Re "Senate to Vote on Iraq Resolution Before Election," Sept. 18: I have been a Democrat since first registering to vote. My first vote was cast for Franklin Delano Roosevelt. I am ashamed to say I am a Democrat now and will think long and hard before casting my vote for a Democrat again, only because they have caved in to President Bush's tough Texas talk.

I can't believe the Democrats think it's good for the country to attack Saddam Hussein. Bush has to vindicate his father's error in not wiping Hussein out when he had the chance, and now he wants to divert the country from the economy, corporate corruption, health-care issues and the fact that he wants to be reelected.

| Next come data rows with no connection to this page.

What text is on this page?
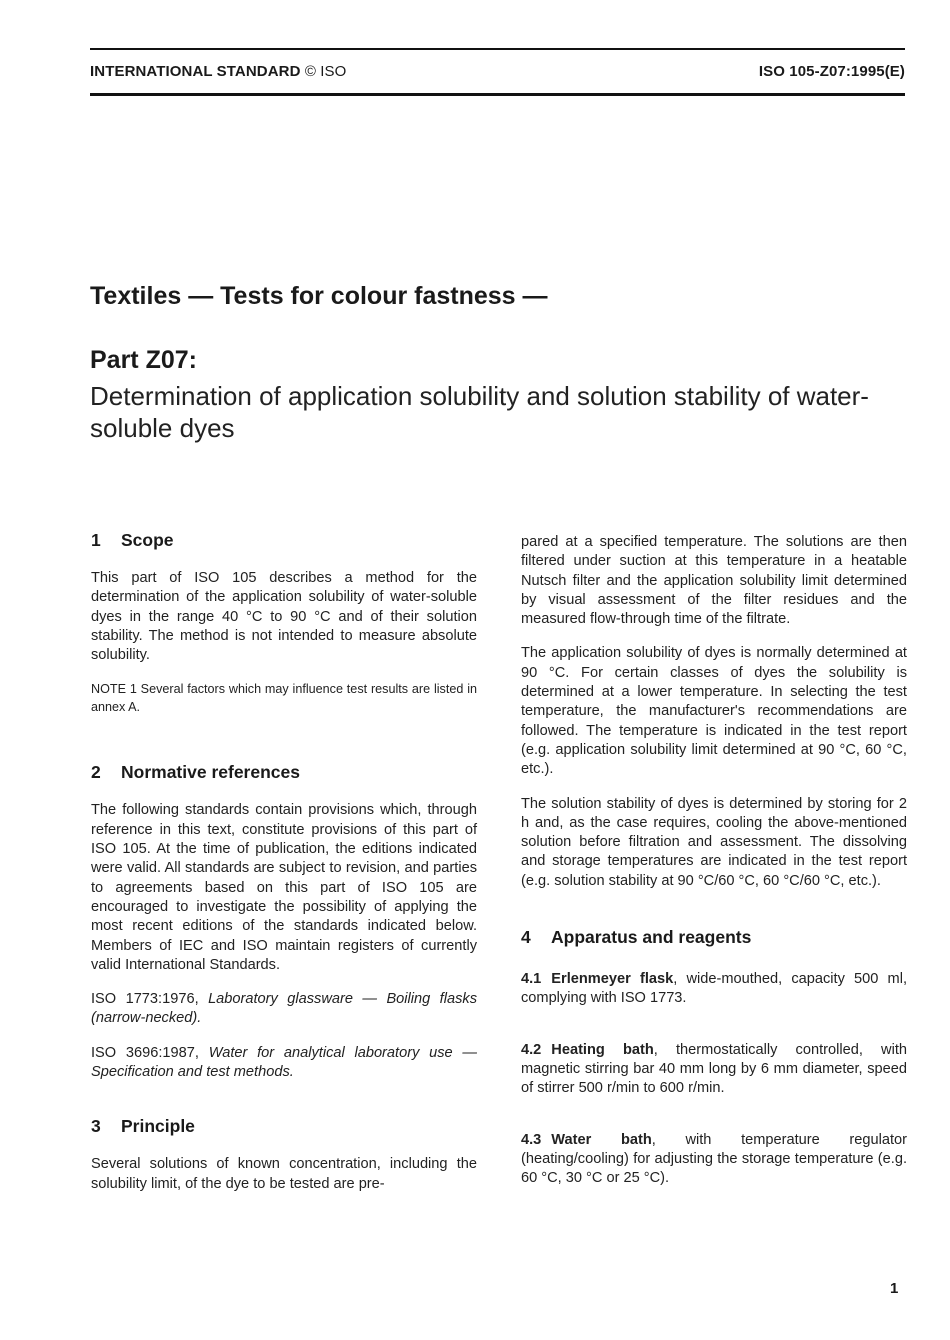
INTERNATIONAL STANDARD © ISO	ISO 105-Z07:1995(E)
Textiles — Tests for colour fastness —
Part Z07:
Determination of application solubility and solution stability of water-soluble dyes
1 Scope

This part of ISO 105 describes a method for the determination of the application solubility of water-soluble dyes in the range 40 °C to 90 °C and of their solution stability. The method is not intended to measure absolute solubility.

NOTE 1 Several factors which may influence test results are listed in annex A.

2 Normative references

The following standards contain provisions which, through reference in this text, constitute provisions of this part of ISO 105. At the time of publication, the editions indicated were valid. All standards are subject to revision, and parties to agreements based on this part of ISO 105 are encouraged to investigate the possibility of applying the most recent editions of the standards indicated below. Members of IEC and ISO maintain registers of currently valid International Standards.

ISO 1773:1976, Laboratory glassware — Boiling flasks (narrow-necked).

ISO 3696:1987, Water for analytical laboratory use — Specification and test methods.

3 Principle

Several solutions of known concentration, including the solubility limit, of the dye to be tested are pre-

pared at a specified temperature. The solutions are then filtered under suction at this temperature in a heatable Nutsch filter and the application solubility limit determined by visual assessment of the filter residues and the measured flow-through time of the filtrate.

The application solubility of dyes is normally determined at 90 °C. For certain classes of dyes the solubility is determined at a lower temperature. In selecting the test temperature, the manufacturer's recommendations are followed. The temperature is indicated in the test report (e.g. application solubility limit determined at 90 °C, 60 °C, etc.).

The solution stability of dyes is determined by storing for 2 h and, as the case requires, cooling the above-mentioned solution before filtration and assessment. The dissolving and storage temperatures are indicated in the test report (e.g. solution stability at 90 °C/60 °C, 60 °C/60 °C, etc.).

4 Apparatus and reagents

4.1 Erlenmeyer flask, wide-mouthed, capacity 500 ml, complying with ISO 1773.

4.2 Heating bath, thermostatically controlled, with magnetic stirring bar 40 mm long by 6 mm diameter, speed of stirrer 500 r/min to 600 r/min.

4.3 Water bath, with temperature regulator (heating/cooling) for adjusting the storage temperature (e.g. 60 °C, 30 °C or 25 °C).

1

Will the parents of boys really say, "Go, my son, fight and die for your country"? Where will the money come from for another war? Starting a war in the Mideast and the so-called hunt for Osama bin Laden will leave us in a black hole, financially and morally. What a sad day for all Americans.

JoAnne Micon



Having long suspected that somebody was profiting from the drive to go to war, I am indebted to the intrepid Michael Ramirez for fingering the culprit (editorial cartoon, Commentary, Sept. 17).

Turns out it isn't Bush, Vice President Dick Cheney or Defense Secretary Donald Rumsfeld. No, it's former U.N. weapons inspector Scott Ritter. Thanks a bunch.

John C. LaMonte

Eagle Rock


Those who think we must have evidence proving beyond any reasonable doubt that Hussein is developing weapons of mass destruction before launching a preemptive strike on Iraq invite disaster. And those who think that weapons inspectors can verify with 100% accuracy that Iraq has no such weapons in development or inventory are gambling with the lives of U.S. citizens and our allies.

No inspection process is sufficiently thorough that it can detect every weapons factory in a country the size of Iraq, especially when that country's leader has shown unambiguously for the last decade that he has zero respect for the unenforced demands in the U.N. resolutions. By saying yes to inspections, Hussein blocks U.S. initiatives in the U.N. and deflates international support for an invasion of his country. He is confident he can toy with the inspection teams and that they will never be able to find his growing arsenal. If the U.N. teams enter Iraq thinking differently, in one year Hussein could be infinitely more dangerous.

Do we have to wait until smoke is wafting from the barrel of this criminal's gun before we go after him? I applaud the president's policy. Waiting to act until there's a smoking gun could mean more death and destruction than a preemptive military invasion of Iraq.

John R. Johnson



Even if Hussein really does have weapons of mass destruction, why would he use them? If he did, he would immediately be destroyed by us and our allies. Does our government believe that Hussein is too stupid to understand this?